Es más o menos habitual encontrar en el cine pequeñas piezas de orfebrería que sorprenden por su honestidad, por su desprejuicio y su arrojo a la hora de enfrentar determinadas casuísticas. No en vano es la cualidad de «autor» o «independiente» de estos filmes la que les permite gozar de una libertad creativa impensable en una superproducción que se debe enfrentar a centenares, millares incluso de ojos acusadores, todos con mando en plaza, capaces de ir domando al león hasta convertirlo en un lindo gatito. Afortunadamente, Suzanne Lindon, la jovencísima directora detrás de Spring Blossom (Seize printemps) (2020) —20 años en el momento del rodaje—, que además de sentarse en la silla principal también da forma al guion, no parece estar interesada lo más mínimo en pasar por lugares comunes —aunque eso es algo realmente inevitable hoy en día— y demuestra unas habilidades muy estimulantes. Sus ideas, además de resultar muy inspiradas y hasta cierto punto bastante controvertidas en la superficie, adquieren valor precisamente por su punto de vista: al estar narrando una historia de descubrimiento en primera persona, algo que sentimos como íntimo y autobiográfico, podemos pasar por alto la tendencia natural a arquear la ceja que, de otro modo, sentiríamos hacia el propio núcleo del relato, que no es otro que, dicho pronto, un romance —atípico, pero romance— entre un hombre adulto y una adolescente.
El carisma que desprende Lindon ayuda a entrar en su propuesta. A pesar de relatar una historia medianamente burguesa en la que no parece haber conflicto real más allá de los propios sentimientos en efervescencia juvenil de la protagonista —con la que, convenientemente, comparte nombre—, no resulta complejo empatizar o establecer un ancla de tipo emocional con ella desde una mirada adulta: a pesar de lo adolescente o cándido que sea el concepto del amor idealizado, o inaccesible por determinadas barreras, Spring Blossom se las arregla para que ese infantilismo tan honesto de la Suzanne personaje remueva algo dentro, algo que no conecta con lo prohibido o lo turbio, sino con lo primaveral del propio título o lo diurno.
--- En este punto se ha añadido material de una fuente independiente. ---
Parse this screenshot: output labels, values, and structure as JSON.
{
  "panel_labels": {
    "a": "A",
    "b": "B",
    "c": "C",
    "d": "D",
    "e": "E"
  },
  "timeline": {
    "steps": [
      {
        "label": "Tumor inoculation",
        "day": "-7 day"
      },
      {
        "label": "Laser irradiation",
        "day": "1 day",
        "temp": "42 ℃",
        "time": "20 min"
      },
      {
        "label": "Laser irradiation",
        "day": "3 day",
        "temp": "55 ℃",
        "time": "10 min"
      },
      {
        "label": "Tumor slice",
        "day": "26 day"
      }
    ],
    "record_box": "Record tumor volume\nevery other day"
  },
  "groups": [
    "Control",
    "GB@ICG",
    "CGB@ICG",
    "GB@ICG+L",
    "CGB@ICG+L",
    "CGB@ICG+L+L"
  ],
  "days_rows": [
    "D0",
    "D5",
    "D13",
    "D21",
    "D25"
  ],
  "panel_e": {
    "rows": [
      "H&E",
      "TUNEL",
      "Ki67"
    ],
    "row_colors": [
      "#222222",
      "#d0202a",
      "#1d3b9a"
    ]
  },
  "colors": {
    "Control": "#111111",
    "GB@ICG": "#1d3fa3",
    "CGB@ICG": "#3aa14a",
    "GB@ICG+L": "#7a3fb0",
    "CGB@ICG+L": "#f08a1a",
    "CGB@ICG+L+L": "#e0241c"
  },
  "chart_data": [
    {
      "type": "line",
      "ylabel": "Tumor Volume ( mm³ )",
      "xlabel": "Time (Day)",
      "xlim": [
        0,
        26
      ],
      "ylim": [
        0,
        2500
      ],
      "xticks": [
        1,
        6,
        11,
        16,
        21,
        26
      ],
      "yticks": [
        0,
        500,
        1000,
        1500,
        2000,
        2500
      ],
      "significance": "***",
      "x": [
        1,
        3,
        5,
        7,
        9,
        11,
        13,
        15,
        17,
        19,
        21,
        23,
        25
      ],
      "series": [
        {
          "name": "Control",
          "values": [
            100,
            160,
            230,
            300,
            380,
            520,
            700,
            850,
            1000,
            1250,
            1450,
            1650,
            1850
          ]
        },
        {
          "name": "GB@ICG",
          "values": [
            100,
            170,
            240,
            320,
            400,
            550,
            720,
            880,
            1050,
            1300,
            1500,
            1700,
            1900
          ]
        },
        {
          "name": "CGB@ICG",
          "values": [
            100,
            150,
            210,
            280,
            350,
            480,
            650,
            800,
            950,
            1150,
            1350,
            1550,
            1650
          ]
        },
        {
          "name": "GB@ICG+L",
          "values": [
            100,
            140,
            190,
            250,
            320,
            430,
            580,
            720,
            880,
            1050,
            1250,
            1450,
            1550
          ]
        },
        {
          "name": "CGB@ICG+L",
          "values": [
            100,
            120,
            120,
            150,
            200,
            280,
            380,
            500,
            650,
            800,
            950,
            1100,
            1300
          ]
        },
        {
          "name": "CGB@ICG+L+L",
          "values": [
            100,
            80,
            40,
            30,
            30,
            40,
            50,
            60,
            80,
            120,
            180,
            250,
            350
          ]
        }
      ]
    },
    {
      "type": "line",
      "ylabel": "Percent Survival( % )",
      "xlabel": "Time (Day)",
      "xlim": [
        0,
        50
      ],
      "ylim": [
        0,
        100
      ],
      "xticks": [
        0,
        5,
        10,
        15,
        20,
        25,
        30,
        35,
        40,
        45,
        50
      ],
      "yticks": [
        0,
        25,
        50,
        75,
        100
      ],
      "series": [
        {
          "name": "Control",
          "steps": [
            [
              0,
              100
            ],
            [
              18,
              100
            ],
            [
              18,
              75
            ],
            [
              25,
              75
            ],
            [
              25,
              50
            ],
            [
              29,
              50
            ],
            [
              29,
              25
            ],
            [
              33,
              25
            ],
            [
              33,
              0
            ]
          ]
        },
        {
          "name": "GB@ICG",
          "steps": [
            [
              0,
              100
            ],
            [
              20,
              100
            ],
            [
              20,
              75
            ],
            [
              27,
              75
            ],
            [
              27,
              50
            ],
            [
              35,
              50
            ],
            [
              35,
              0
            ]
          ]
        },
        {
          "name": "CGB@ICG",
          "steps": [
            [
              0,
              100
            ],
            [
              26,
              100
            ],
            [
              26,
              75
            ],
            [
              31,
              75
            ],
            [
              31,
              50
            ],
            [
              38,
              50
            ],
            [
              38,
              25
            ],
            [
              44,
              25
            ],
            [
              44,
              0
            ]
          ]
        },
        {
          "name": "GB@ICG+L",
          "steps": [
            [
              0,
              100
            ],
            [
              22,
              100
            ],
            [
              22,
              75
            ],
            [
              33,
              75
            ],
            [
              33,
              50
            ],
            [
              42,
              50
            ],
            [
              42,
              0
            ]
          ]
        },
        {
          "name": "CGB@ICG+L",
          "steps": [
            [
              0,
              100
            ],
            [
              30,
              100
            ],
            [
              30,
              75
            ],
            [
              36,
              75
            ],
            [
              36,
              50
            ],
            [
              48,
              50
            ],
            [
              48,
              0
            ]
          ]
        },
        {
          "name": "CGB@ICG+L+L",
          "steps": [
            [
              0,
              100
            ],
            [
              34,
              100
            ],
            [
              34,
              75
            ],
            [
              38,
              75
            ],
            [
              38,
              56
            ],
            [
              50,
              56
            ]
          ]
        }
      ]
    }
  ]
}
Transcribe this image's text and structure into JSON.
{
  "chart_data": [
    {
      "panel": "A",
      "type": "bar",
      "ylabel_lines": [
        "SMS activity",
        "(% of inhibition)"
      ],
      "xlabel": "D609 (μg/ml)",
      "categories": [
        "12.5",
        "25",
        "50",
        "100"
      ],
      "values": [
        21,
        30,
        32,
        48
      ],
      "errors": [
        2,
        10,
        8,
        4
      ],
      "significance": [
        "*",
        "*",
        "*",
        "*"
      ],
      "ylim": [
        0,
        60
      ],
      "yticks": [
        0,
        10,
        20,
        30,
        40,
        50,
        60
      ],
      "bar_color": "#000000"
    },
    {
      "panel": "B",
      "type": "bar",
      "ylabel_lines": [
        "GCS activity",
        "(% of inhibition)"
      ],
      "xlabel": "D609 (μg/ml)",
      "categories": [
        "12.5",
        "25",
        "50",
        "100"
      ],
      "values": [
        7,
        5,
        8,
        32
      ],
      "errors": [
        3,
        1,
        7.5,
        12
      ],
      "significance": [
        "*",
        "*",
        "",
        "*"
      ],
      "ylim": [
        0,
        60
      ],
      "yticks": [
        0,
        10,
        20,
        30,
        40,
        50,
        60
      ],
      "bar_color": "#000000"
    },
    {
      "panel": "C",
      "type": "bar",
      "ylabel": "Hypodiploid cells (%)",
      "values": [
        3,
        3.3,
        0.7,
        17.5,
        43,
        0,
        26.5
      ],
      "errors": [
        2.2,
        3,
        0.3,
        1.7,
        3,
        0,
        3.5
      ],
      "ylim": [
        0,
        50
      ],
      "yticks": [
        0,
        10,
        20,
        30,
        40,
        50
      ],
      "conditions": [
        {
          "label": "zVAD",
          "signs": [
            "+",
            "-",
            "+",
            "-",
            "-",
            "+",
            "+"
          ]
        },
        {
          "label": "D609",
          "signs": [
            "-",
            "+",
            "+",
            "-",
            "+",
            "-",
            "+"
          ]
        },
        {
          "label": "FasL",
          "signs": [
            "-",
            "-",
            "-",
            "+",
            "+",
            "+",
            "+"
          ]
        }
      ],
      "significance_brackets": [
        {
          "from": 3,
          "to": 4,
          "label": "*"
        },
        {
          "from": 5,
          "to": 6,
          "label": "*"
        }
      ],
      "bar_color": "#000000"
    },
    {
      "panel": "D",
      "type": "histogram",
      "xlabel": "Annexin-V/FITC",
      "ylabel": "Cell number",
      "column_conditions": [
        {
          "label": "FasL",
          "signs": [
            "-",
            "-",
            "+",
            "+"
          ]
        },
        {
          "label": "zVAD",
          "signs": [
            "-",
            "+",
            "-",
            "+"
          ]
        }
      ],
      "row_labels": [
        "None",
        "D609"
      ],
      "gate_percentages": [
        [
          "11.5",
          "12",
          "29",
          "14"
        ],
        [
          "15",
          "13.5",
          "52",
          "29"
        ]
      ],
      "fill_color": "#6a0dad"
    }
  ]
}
Así, mientras Raphaël —el objeto amoroso de la joven— se sitúa como un treintañero infeliz cansado de una vida de repetición, una aburrida de quinceañeros fiesteros y triviales Suzanne encuentra en ese hombre una representación idealizada de sus ensoñaciones. Pero como decíamos, nada resultaría más fácil que convertir esta relación platónica —porque al final es lo que es, un amor romántico puramente emocional— en algo nabokoviano, que manchara con el obvio juicio que como audiencia emitimos, casi sin pensarlo, hacia un hombre adulto que flirtea con una chiquilla, una realidad fílmica que depende completamente del punto de vista de su autora. De este modo, la relación que se establece, en un plano teórico, entre Raphäel y Suzanne es equitativa en todos los sentidos, y esquiva con habilidad todos los flecos éticos posibles: no hay carga sexual explícita ni latente, ni tampoco intenciones oscuras, solo una exploración mutua inocente y solitaria, sin violencias ni denuncias.
Insufla una frescura muy de agradecer, no tanto por lo narrativo sino por lo que vive en su interior, que hace de ella un placer cinematográfico de los que no se olvidan fácilmente.
Con sus momentos cómicos, sus ensoñaciones de gran simbolismo —las coreografías, esos elementos tan arriesgados que Lindon introduce en la película, que debemos interpretar desde la licencia estilística, a modo de explicación metafórica del punto en el que está la relación entre su personaje y Raphäel sin mediar ni una sola palabra— o sus fragmentos metaficcionales —muy inspirada la conversación con el decorador teatral que casi teoriza sobre el significado de la propia Spring Blossom como conjunto—, el filme encuentra en esa sencillez desnuda pero de profundidad casi improbable un conjunto de capas literarias con las que sabe conquistar hasta al cinéfilo más pintado. Aunque se puede quedar corta y un poco fuera de sus zapatos por su brevedad —apenas 70 minutos de duración—, insufla una frescura muy de agradecer, no tanto por lo narrativo sino por lo que vive en su interior, que hace de ella un placer cinematográfico de los que no se olvidan fácilmente.